Inattendu, le scénario de la seconde étape du Tour de France! Alors que l'on pouvait décemment attendre une journée sans histoire conclue par un sprint massif, le tronçon entre Challans et Saint-Nazaire (176 kilomètres) a déjà fait des victimes de marque. Alex Zülle, Ivan Gotti et Michaël Boogerd, trois des favoris de cette édition, ont en effet été distancés à la suite d'une chute collective qui a fractionné le peloton en deux. Conséquence: 75 coureurs se sont envolés. Le vainqueur de l'étape, Tom Steels, a franchi la ligne avec plus de six minutes d'avance sur le groupe de Zülle. Deuxième à Saint-Nazaire, Jaan Kirsipuu, qui a également gagné les trois sprints intermédiaires, ravit le maillot jaune de leader à Lance Armstrong par le jeu des bonifications.

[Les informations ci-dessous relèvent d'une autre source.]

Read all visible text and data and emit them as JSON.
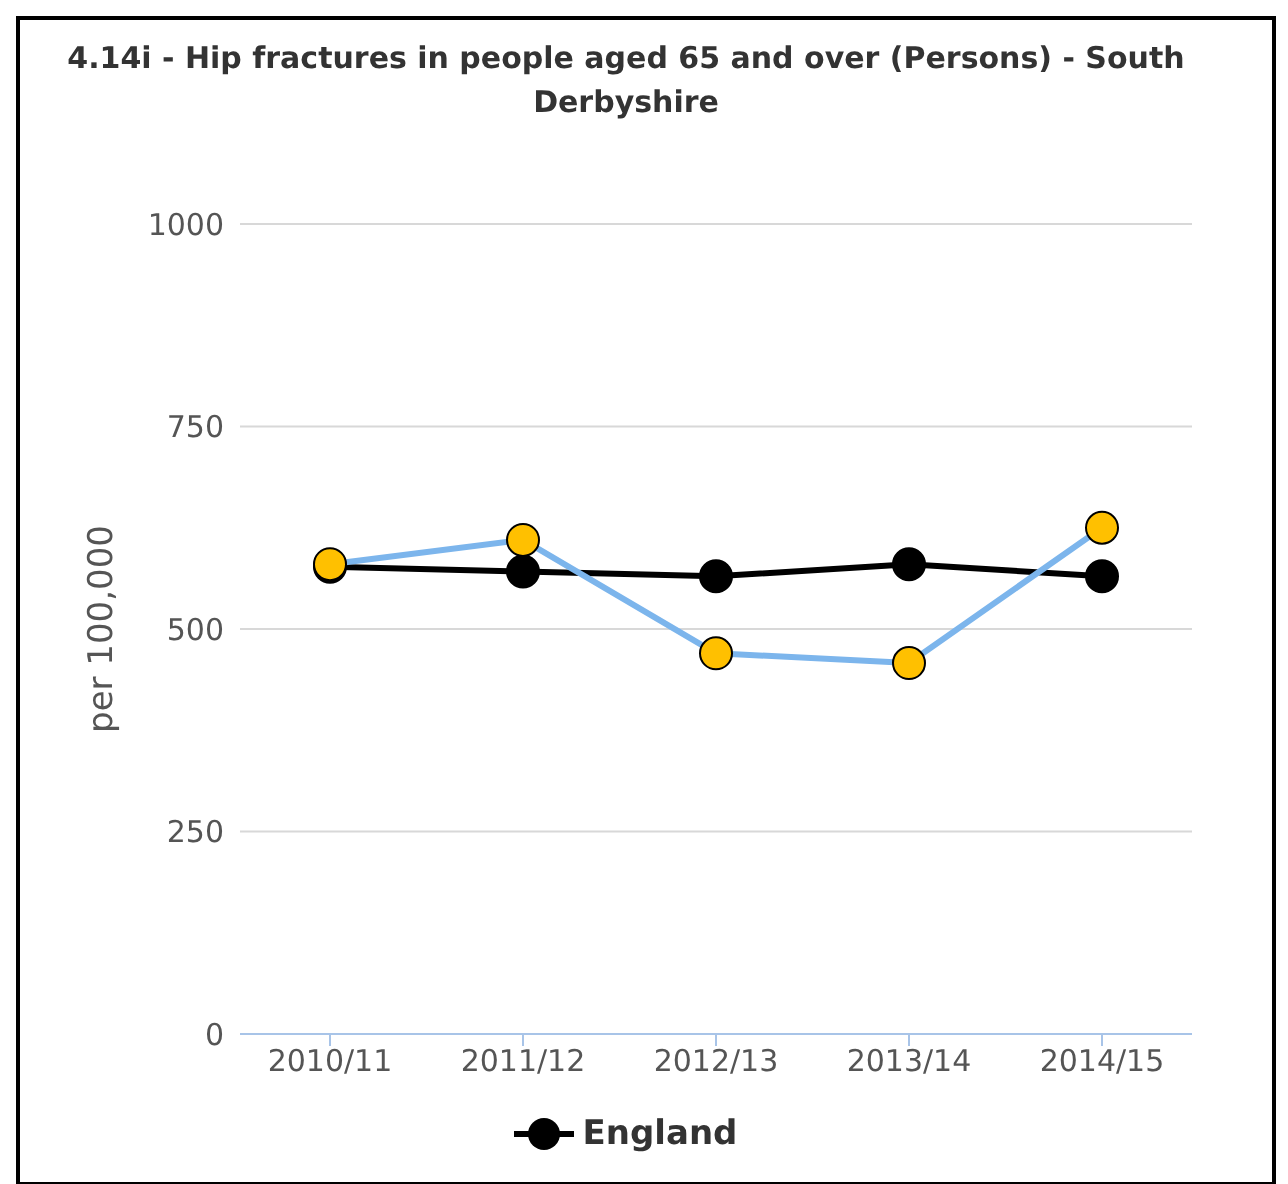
{
  "chart_data": {
    "type": "line",
    "title": "4.14i - Hip fractures in people aged 65 and over (Persons) - South Derbyshire",
    "ylabel": "per 100,000",
    "categories": [
      "2010/11",
      "2011/12",
      "2012/13",
      "2013/14",
      "2014/15"
    ],
    "series": [
      {
        "name": "England",
        "color": "#000000",
        "values": [
          577,
          571,
          565,
          580,
          565
        ]
      },
      {
        "color": "#7cb5ec",
        "values": [
          580,
          610,
          470,
          458,
          625
        ]
      }
    ],
    "ylim": [
      0,
      1000
    ],
    "yticks": [
      0,
      250,
      500,
      750,
      1000
    ],
    "grid": "y",
    "legend": "bottom",
    "marker": "circle"
  }
}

Sur le papier, cette étape avec le passage du Gois, une route pavée reliant l'île de Noirmoutier au continent uniquement praticable par marée basse, devait simplement être une gigantesque carte postale. Les algues qui se sont déposées sur les quatre kilomètres en ont décidé autrement. Alex Zülle, qui s'est retrouvé bloqué par une chute collective au début du tronçon, enrage. Cet épisode compromet sérieusement ses chances de finir parmi les premiers, même si le Saint-Gallois, qui fête aujourd'hui son 31e anniversaire, peut espérer refaire une partie de son retard dans le contre-la-montre de Metz, dimanche. Puis pester contre le besoin de spectacle qui fait emprunter au peloton des passages aussi dangereux.

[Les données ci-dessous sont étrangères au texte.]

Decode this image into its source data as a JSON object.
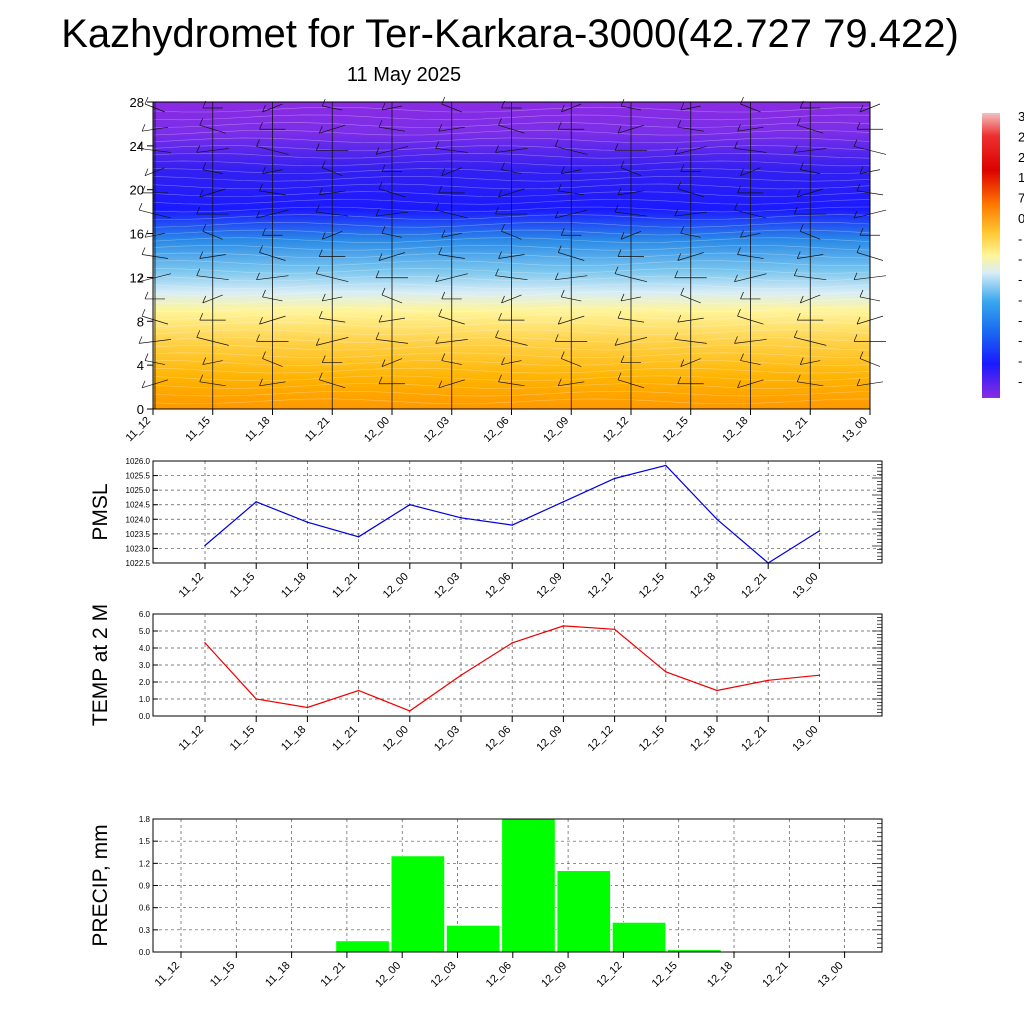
{
  "title": "Kazhydromet for Ter-Karkara-3000(42.727 79.422)",
  "subtitle": "11 May 2025",
  "chart_data": [
    {
      "type": "heatmap",
      "y_ticks": [
        "0",
        "4",
        "8",
        "12",
        "16",
        "20",
        "24",
        "28"
      ],
      "ylim": [
        0,
        28
      ],
      "x_ticks": [
        "11_12",
        "11_15",
        "11_18",
        "11_21",
        "12_00",
        "12_03",
        "12_06",
        "12_09",
        "12_12",
        "12_15",
        "12_18",
        "12_21",
        "13_00"
      ],
      "colorbar_labels": [
        "3",
        "2",
        "2",
        "1",
        "7",
        "0",
        "-",
        "-",
        "-",
        "-",
        "-",
        "-",
        "-",
        "-"
      ],
      "colors": [
        "#8a2be2",
        "#1a1aff",
        "#2b9be8",
        "#cfe9f7",
        "#fff59a",
        "#ffb300",
        "#ff8c00"
      ]
    },
    {
      "type": "line",
      "ylabel": "PMSL",
      "x": [
        "11_12",
        "11_15",
        "11_18",
        "11_21",
        "12_00",
        "12_03",
        "12_06",
        "12_09",
        "12_12",
        "12_15",
        "12_18",
        "12_21",
        "13_00"
      ],
      "series": [
        {
          "values": [
            1023.1,
            1024.6,
            1023.9,
            1023.4,
            1024.5,
            1024.05,
            1023.8,
            1024.6,
            1025.4,
            1025.85,
            1024.0,
            1022.5,
            1023.6
          ]
        }
      ],
      "ylim": [
        1022.5,
        1026.0
      ],
      "y_ticks": [
        "1022.5",
        "1023.0",
        "1023.5",
        "1024.0",
        "1024.5",
        "1025.0",
        "1025.5",
        "1026.0"
      ],
      "color": "#0000dd"
    },
    {
      "type": "line",
      "ylabel": "TEMP at 2 M",
      "x": [
        "11_12",
        "11_15",
        "11_18",
        "11_21",
        "12_00",
        "12_03",
        "12_06",
        "12_09",
        "12_12",
        "12_15",
        "12_18",
        "12_21",
        "13_00"
      ],
      "series": [
        {
          "values": [
            4.3,
            1.0,
            0.5,
            1.5,
            0.3,
            2.4,
            4.3,
            5.3,
            5.1,
            2.6,
            1.5,
            2.1,
            2.4
          ]
        }
      ],
      "ylim": [
        0,
        6
      ],
      "y_ticks": [
        "0.0",
        "1.0",
        "2.0",
        "3.0",
        "4.0",
        "5.0",
        "6.0"
      ],
      "color": "#ee0000"
    },
    {
      "type": "bar",
      "ylabel": "PRECIP, mm",
      "categories": [
        "11_12",
        "11_15",
        "11_18",
        "11_21",
        "12_00",
        "12_03",
        "12_06",
        "12_09",
        "12_12",
        "12_15",
        "12_18",
        "12_21",
        "13_00"
      ],
      "values": [
        0,
        0,
        0,
        0.15,
        1.3,
        0.36,
        1.8,
        1.1,
        0.4,
        0.03,
        0,
        0,
        0
      ],
      "ylim": [
        0,
        1.8
      ],
      "y_ticks": [
        "0.0",
        "0.3",
        "0.6",
        "0.9",
        "1.2",
        "1.5",
        "1.8"
      ],
      "color": "#00ff00"
    }
  ]
}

Au moment où Alex Zülle est reparti, il n'avait pas plus d'une centaine de mètres de retard sur le premier peloton. Mais le vent violent sur le littoral découvert ne lui a pas permis de colmater la brèche. Si la chasse lancée par les équipes Banesto et Polti, pour Ivan Gotti, s'est révélée infructueuse, c'est parce que devant, toutes les formations avaient intérêt à s'entendre au mieux. Il y avait celles qui visaient la victoire d'étape, comme la Française des Jeux avec Jimmy Casper; celles qui pensaient au classement général final, comme l'US Postal de Lance Armstrong ou la Once d'Abraham Olano; et, finalement, celles qui lorgnaient sur les deux, à l'instar de Mapei avec Tom Steels et Pavel Tonkov, de Casino, avec Jaan Kirsipuu et Alexandre Vinokourov; ou de Saeco, avec Mario Cipollini et Laurent Dufaux.

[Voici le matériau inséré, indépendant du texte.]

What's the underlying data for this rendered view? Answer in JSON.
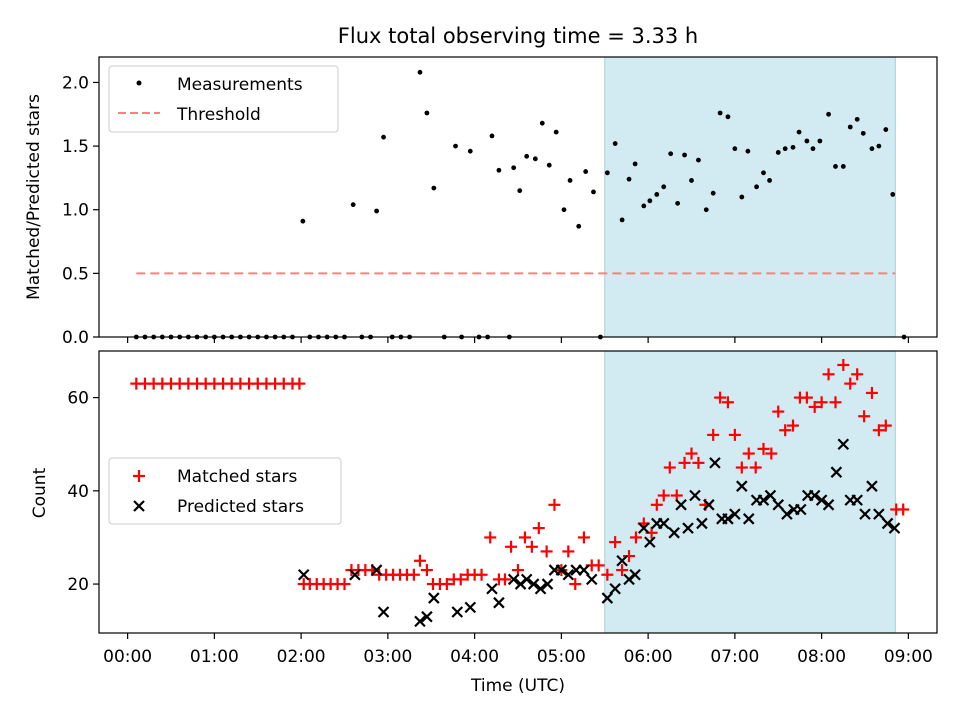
{
  "chart_data": [
    {
      "type": "scatter",
      "title": "Flux total observing time = 3.33 h",
      "ylabel": "Matched/Predicted stars",
      "xlabel": "",
      "ylim": [
        0,
        2.2
      ],
      "xlim_hours": [
        -0.33,
        9.33
      ],
      "yticks": [
        "0.0",
        "0.5",
        "1.0",
        "1.5",
        "2.0"
      ],
      "highlight_span_hours": [
        5.5,
        8.85
      ],
      "legend_position": "top-left",
      "series": [
        {
          "name": "Measurements",
          "marker": "dot",
          "color": "#000000",
          "points": [
            [
              0.1,
              0
            ],
            [
              0.2,
              0
            ],
            [
              0.3,
              0
            ],
            [
              0.4,
              0
            ],
            [
              0.5,
              0
            ],
            [
              0.6,
              0
            ],
            [
              0.7,
              0
            ],
            [
              0.8,
              0
            ],
            [
              0.9,
              0
            ],
            [
              1.0,
              0
            ],
            [
              1.1,
              0
            ],
            [
              1.2,
              0
            ],
            [
              1.3,
              0
            ],
            [
              1.4,
              0
            ],
            [
              1.5,
              0
            ],
            [
              1.6,
              0
            ],
            [
              1.7,
              0
            ],
            [
              1.8,
              0
            ],
            [
              1.9,
              0
            ],
            [
              2.02,
              0.91
            ],
            [
              2.1,
              0
            ],
            [
              2.2,
              0
            ],
            [
              2.3,
              0
            ],
            [
              2.4,
              0
            ],
            [
              2.5,
              0
            ],
            [
              2.6,
              1.04
            ],
            [
              2.7,
              0
            ],
            [
              2.8,
              0
            ],
            [
              2.87,
              0.99
            ],
            [
              2.95,
              1.57
            ],
            [
              3.05,
              0
            ],
            [
              3.15,
              0
            ],
            [
              3.25,
              0
            ],
            [
              3.37,
              2.08
            ],
            [
              3.45,
              1.76
            ],
            [
              3.53,
              1.17
            ],
            [
              3.65,
              0
            ],
            [
              3.78,
              1.5
            ],
            [
              3.85,
              0
            ],
            [
              3.95,
              1.46
            ],
            [
              4.05,
              0
            ],
            [
              4.15,
              0
            ],
            [
              4.2,
              1.58
            ],
            [
              4.28,
              1.31
            ],
            [
              4.4,
              0
            ],
            [
              4.45,
              1.33
            ],
            [
              4.52,
              1.15
            ],
            [
              4.6,
              1.42
            ],
            [
              4.7,
              1.4
            ],
            [
              4.78,
              1.68
            ],
            [
              4.86,
              1.35
            ],
            [
              4.94,
              1.61
            ],
            [
              5.03,
              1.0
            ],
            [
              5.1,
              1.23
            ],
            [
              5.2,
              0.87
            ],
            [
              5.28,
              1.3
            ],
            [
              5.37,
              1.14
            ],
            [
              5.45,
              0
            ],
            [
              5.53,
              1.29
            ],
            [
              5.62,
              1.52
            ],
            [
              5.7,
              0.92
            ],
            [
              5.78,
              1.24
            ],
            [
              5.85,
              1.36
            ],
            [
              5.95,
              1.03
            ],
            [
              6.02,
              1.07
            ],
            [
              6.1,
              1.12
            ],
            [
              6.18,
              1.18
            ],
            [
              6.26,
              1.44
            ],
            [
              6.34,
              1.05
            ],
            [
              6.42,
              1.43
            ],
            [
              6.5,
              1.23
            ],
            [
              6.58,
              1.39
            ],
            [
              6.67,
              1.0
            ],
            [
              6.75,
              1.13
            ],
            [
              6.83,
              1.76
            ],
            [
              6.92,
              1.73
            ],
            [
              7.0,
              1.48
            ],
            [
              7.08,
              1.1
            ],
            [
              7.15,
              1.46
            ],
            [
              7.25,
              1.18
            ],
            [
              7.33,
              1.29
            ],
            [
              7.4,
              1.23
            ],
            [
              7.5,
              1.45
            ],
            [
              7.58,
              1.48
            ],
            [
              7.67,
              1.49
            ],
            [
              7.74,
              1.61
            ],
            [
              7.83,
              1.54
            ],
            [
              7.9,
              1.48
            ],
            [
              7.98,
              1.54
            ],
            [
              8.08,
              1.75
            ],
            [
              8.16,
              1.34
            ],
            [
              8.25,
              1.34
            ],
            [
              8.33,
              1.65
            ],
            [
              8.41,
              1.71
            ],
            [
              8.48,
              1.6
            ],
            [
              8.58,
              1.48
            ],
            [
              8.66,
              1.5
            ],
            [
              8.74,
              1.63
            ],
            [
              8.82,
              1.12
            ],
            [
              8.95,
              0
            ]
          ]
        },
        {
          "name": "Threshold",
          "style": "dashed",
          "color": "#ff7f7f",
          "points": [
            [
              0.1,
              0.5
            ],
            [
              8.85,
              0.5
            ]
          ]
        }
      ]
    },
    {
      "type": "scatter",
      "title": "",
      "ylabel": "Count",
      "xlabel": "Time (UTC)",
      "ylim": [
        9.5,
        70
      ],
      "xlim_hours": [
        -0.33,
        9.33
      ],
      "yticks": [
        "20",
        "40",
        "60"
      ],
      "xticks": [
        "00:00",
        "01:00",
        "02:00",
        "03:00",
        "04:00",
        "05:00",
        "06:00",
        "07:00",
        "08:00",
        "09:00"
      ],
      "highlight_span_hours": [
        5.5,
        8.85
      ],
      "legend_position": "center-left",
      "series": [
        {
          "name": "Matched stars",
          "marker": "plus",
          "color": "#ff0000",
          "points": [
            [
              0.1,
              63
            ],
            [
              0.2,
              63
            ],
            [
              0.3,
              63
            ],
            [
              0.4,
              63
            ],
            [
              0.5,
              63
            ],
            [
              0.6,
              63
            ],
            [
              0.7,
              63
            ],
            [
              0.8,
              63
            ],
            [
              0.9,
              63
            ],
            [
              1.0,
              63
            ],
            [
              1.1,
              63
            ],
            [
              1.2,
              63
            ],
            [
              1.3,
              63
            ],
            [
              1.4,
              63
            ],
            [
              1.5,
              63
            ],
            [
              1.6,
              63
            ],
            [
              1.7,
              63
            ],
            [
              1.8,
              63
            ],
            [
              1.9,
              63
            ],
            [
              1.98,
              63
            ],
            [
              2.03,
              20
            ],
            [
              2.1,
              20
            ],
            [
              2.18,
              20
            ],
            [
              2.26,
              20
            ],
            [
              2.34,
              20
            ],
            [
              2.42,
              20
            ],
            [
              2.5,
              20
            ],
            [
              2.58,
              23
            ],
            [
              2.66,
              23
            ],
            [
              2.74,
              23
            ],
            [
              2.82,
              23
            ],
            [
              2.9,
              22
            ],
            [
              2.98,
              22
            ],
            [
              3.06,
              22
            ],
            [
              3.14,
              22
            ],
            [
              3.22,
              22
            ],
            [
              3.3,
              22
            ],
            [
              3.37,
              25
            ],
            [
              3.45,
              23
            ],
            [
              3.52,
              20
            ],
            [
              3.6,
              20
            ],
            [
              3.68,
              20
            ],
            [
              3.76,
              21
            ],
            [
              3.84,
              21
            ],
            [
              3.92,
              22
            ],
            [
              4.0,
              22
            ],
            [
              4.08,
              22
            ],
            [
              4.18,
              30
            ],
            [
              4.28,
              21
            ],
            [
              4.35,
              21
            ],
            [
              4.42,
              28
            ],
            [
              4.5,
              23
            ],
            [
              4.58,
              30
            ],
            [
              4.66,
              28
            ],
            [
              4.74,
              32
            ],
            [
              4.83,
              27
            ],
            [
              4.92,
              37
            ],
            [
              5.0,
              23
            ],
            [
              5.08,
              27
            ],
            [
              5.16,
              20
            ],
            [
              5.26,
              30
            ],
            [
              5.35,
              24
            ],
            [
              5.43,
              24
            ],
            [
              5.53,
              22
            ],
            [
              5.62,
              29
            ],
            [
              5.7,
              23
            ],
            [
              5.78,
              26
            ],
            [
              5.86,
              30
            ],
            [
              5.95,
              33
            ],
            [
              6.04,
              31
            ],
            [
              6.1,
              37
            ],
            [
              6.18,
              39
            ],
            [
              6.25,
              45
            ],
            [
              6.33,
              39
            ],
            [
              6.42,
              46
            ],
            [
              6.5,
              48
            ],
            [
              6.58,
              46
            ],
            [
              6.66,
              37
            ],
            [
              6.75,
              52
            ],
            [
              6.83,
              60
            ],
            [
              6.92,
              59
            ],
            [
              7.0,
              52
            ],
            [
              7.08,
              45
            ],
            [
              7.16,
              48
            ],
            [
              7.24,
              45
            ],
            [
              7.33,
              49
            ],
            [
              7.42,
              48
            ],
            [
              7.5,
              57
            ],
            [
              7.58,
              53
            ],
            [
              7.67,
              54
            ],
            [
              7.75,
              60
            ],
            [
              7.83,
              60
            ],
            [
              7.92,
              58
            ],
            [
              8.0,
              59
            ],
            [
              8.08,
              65
            ],
            [
              8.16,
              59
            ],
            [
              8.25,
              67
            ],
            [
              8.33,
              63
            ],
            [
              8.41,
              65
            ],
            [
              8.49,
              56
            ],
            [
              8.58,
              61
            ],
            [
              8.66,
              53
            ],
            [
              8.74,
              54
            ],
            [
              8.86,
              36
            ],
            [
              8.94,
              36
            ]
          ]
        },
        {
          "name": "Predicted stars",
          "marker": "x",
          "color": "#000000",
          "points": [
            [
              2.03,
              22
            ],
            [
              2.62,
              22
            ],
            [
              2.87,
              23
            ],
            [
              2.95,
              14
            ],
            [
              3.37,
              12
            ],
            [
              3.45,
              13
            ],
            [
              3.53,
              17
            ],
            [
              3.8,
              14
            ],
            [
              3.95,
              15
            ],
            [
              4.2,
              19
            ],
            [
              4.28,
              16
            ],
            [
              4.45,
              21
            ],
            [
              4.53,
              20
            ],
            [
              4.6,
              21
            ],
            [
              4.68,
              20
            ],
            [
              4.76,
              19
            ],
            [
              4.84,
              20
            ],
            [
              4.92,
              23
            ],
            [
              5.0,
              23
            ],
            [
              5.08,
              22
            ],
            [
              5.17,
              23
            ],
            [
              5.26,
              23
            ],
            [
              5.35,
              21
            ],
            [
              5.53,
              17
            ],
            [
              5.62,
              19
            ],
            [
              5.7,
              25
            ],
            [
              5.78,
              21
            ],
            [
              5.85,
              22
            ],
            [
              5.95,
              32
            ],
            [
              6.02,
              29
            ],
            [
              6.1,
              33
            ],
            [
              6.18,
              33
            ],
            [
              6.3,
              31
            ],
            [
              6.38,
              37
            ],
            [
              6.46,
              32
            ],
            [
              6.54,
              39
            ],
            [
              6.62,
              33
            ],
            [
              6.7,
              37
            ],
            [
              6.77,
              46
            ],
            [
              6.85,
              34
            ],
            [
              6.92,
              34
            ],
            [
              7.0,
              35
            ],
            [
              7.08,
              41
            ],
            [
              7.16,
              34
            ],
            [
              7.25,
              38
            ],
            [
              7.33,
              38
            ],
            [
              7.41,
              39
            ],
            [
              7.5,
              37
            ],
            [
              7.6,
              35
            ],
            [
              7.68,
              36
            ],
            [
              7.76,
              36
            ],
            [
              7.84,
              39
            ],
            [
              7.92,
              39
            ],
            [
              8.0,
              38
            ],
            [
              8.08,
              37
            ],
            [
              8.17,
              44
            ],
            [
              8.25,
              50
            ],
            [
              8.33,
              38
            ],
            [
              8.41,
              38
            ],
            [
              8.5,
              35
            ],
            [
              8.58,
              41
            ],
            [
              8.66,
              35
            ],
            [
              8.76,
              33
            ],
            [
              8.84,
              32
            ]
          ]
        }
      ]
    }
  ]
}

A ce jeu, c'est Casino et Mapei qui s'en sortent le mieux. Les premiers ont désormais le maillot jaune et un leader bien placé, alors que les seconds se réjouissent de la victoire d'étape et du placement de Pavel Tonkov. Néanmoins, l'équipe française ne cherchera pas à conserver à tout prix la tenue de leader. Jaan Kirsipuu: «Nous ne dépenserons pas toutes nos forces dans ce but, car l'équipe a d'autres objectifs. Il faut aussi qu'elle puisse soutenir au maximum Vinokourov tout au long des trois semaines.» Chez Mapei, Patrick Lefévère, le manager de la formation italienne, bras levé, apprécie la tournure des événements. L'année dernière, Tom Steels avait remporté quatre victoires sur le Tour. Mais toute l'équipe était à son service. Cette année, elle est bâtie pour emmener Pavel Tonkov sans dégât jusqu'à la haute montagne. Néanmoins, Tom Steels parvient tout de même à s'imposer au sprint. Après trois journées, le Tour demeure ouvert. Mais le sort a déjà raboté le club des prétendants.